マウスピース型矯正装置(インビザライン)による治療の主なリスク・副作用
- 十分な治療効果を得るためには、決められた装着時間を守っていただく必要があります。装着時間が不足すると、計画どおりに歯が動かず、治療期間の延長や追加作製が必要になることがあります。
- 装着初期には、圧迫感、痛み、違和感、発音のしづらさ、唾液量の変化等を感じることがあります。
- 症例によっては、マウスピース型矯正装置のみでの治療が難しく、ワイヤー矯正への変更または併用が必要になることがあります。
- アライナーの着脱、清掃、保管が適切に行われない場合、むし歯、歯肉炎、口臭、装置の変形・破損・紛失等の原因となることがあります。

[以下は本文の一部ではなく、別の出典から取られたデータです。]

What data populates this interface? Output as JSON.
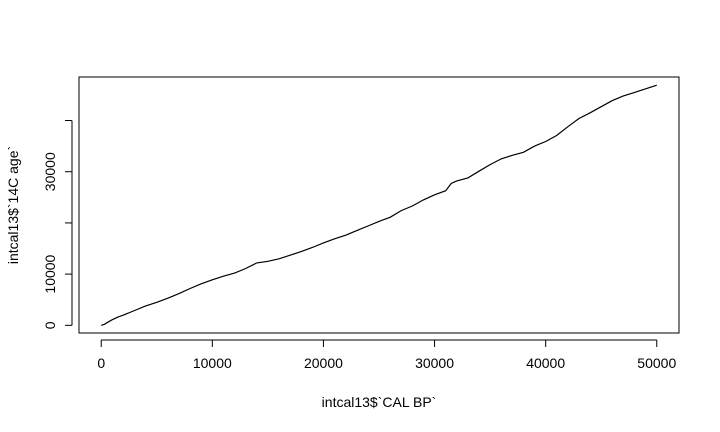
{
  "chart_data": {
    "type": "line",
    "xlabel": "intcal13$`CAL BP`",
    "ylabel": "intcal13$`14C age`",
    "xlim": [
      -2000,
      52000
    ],
    "ylim": [
      -1500,
      48500
    ],
    "xticks": [
      0,
      10000,
      20000,
      30000,
      40000,
      50000
    ],
    "yticks_major": [
      0,
      10000,
      30000
    ],
    "yticks_minor": [
      20000,
      40000
    ],
    "grid": false,
    "series": [
      {
        "x": [
          0,
          300,
          500,
          1000,
          1500,
          2000,
          3000,
          4000,
          5000,
          6000,
          7000,
          8000,
          9000,
          10000,
          11000,
          12000,
          13000,
          14000,
          15000,
          16000,
          17000,
          18000,
          19000,
          20000,
          21000,
          22000,
          23000,
          24000,
          25000,
          26000,
          27000,
          28000,
          29000,
          30000,
          31000,
          31500,
          32000,
          33000,
          34000,
          35000,
          36000,
          37000,
          38000,
          39000,
          40000,
          41000,
          42000,
          43000,
          44000,
          45000,
          46000,
          47000,
          48000,
          49000,
          50000
        ],
        "y": [
          0,
          200,
          500,
          1100,
          1600,
          2000,
          2900,
          3800,
          4500,
          5300,
          6200,
          7200,
          8100,
          8900,
          9600,
          10200,
          11100,
          12200,
          12500,
          13000,
          13700,
          14400,
          15200,
          16100,
          16900,
          17600,
          18500,
          19400,
          20300,
          21100,
          22400,
          23300,
          24500,
          25500,
          26300,
          27700,
          28200,
          28800,
          30100,
          31400,
          32500,
          33200,
          33800,
          35000,
          35900,
          37100,
          38800,
          40400,
          41500,
          42700,
          43900,
          44800,
          45500,
          46200,
          46900
        ]
      }
    ]
  }
}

- 治療経過に応じて、アタッチメント、顎間ゴム、IPR、補助装置等を併用することがあります。
- 治療の進行状況によっては、追加アライナーが必要になる場合があります
未承認医療機器を
用いた治療について
当院で使用するマウスピース型矯正装置は、医薬品医療機器等法上、国内で承認を受けていない未承認医療機器に該当します。
- 入手経路等:当院院長の判断のもと、インビザライン・ジャパン合同会社(米国アライン・テクノロジー社)により入手しています。個人輸入に際しては、厚生労働省の個人輸入に関する案内を確認しています。
- 国内の承認医療機器の有無:国内においてもマウスピース型矯正装置として承認・認証を受けた医療機器が存在する場合がありますが、当院で本治療に使用する装置は、それらと同一の承認を受けたものではありません。
- 諸外国における安全性等に関する情報:【米国FDA承認の有無、EUでの流通状況、重大な副作用報告の有無等】を確認しています。なお、十分な安全性情報が確立されていない場合、重大なリスクが明らかになっていない可能性があります。
未承認医療機器を用いた治療は、医薬品副作用被害救済制度の対象外となる場合があります。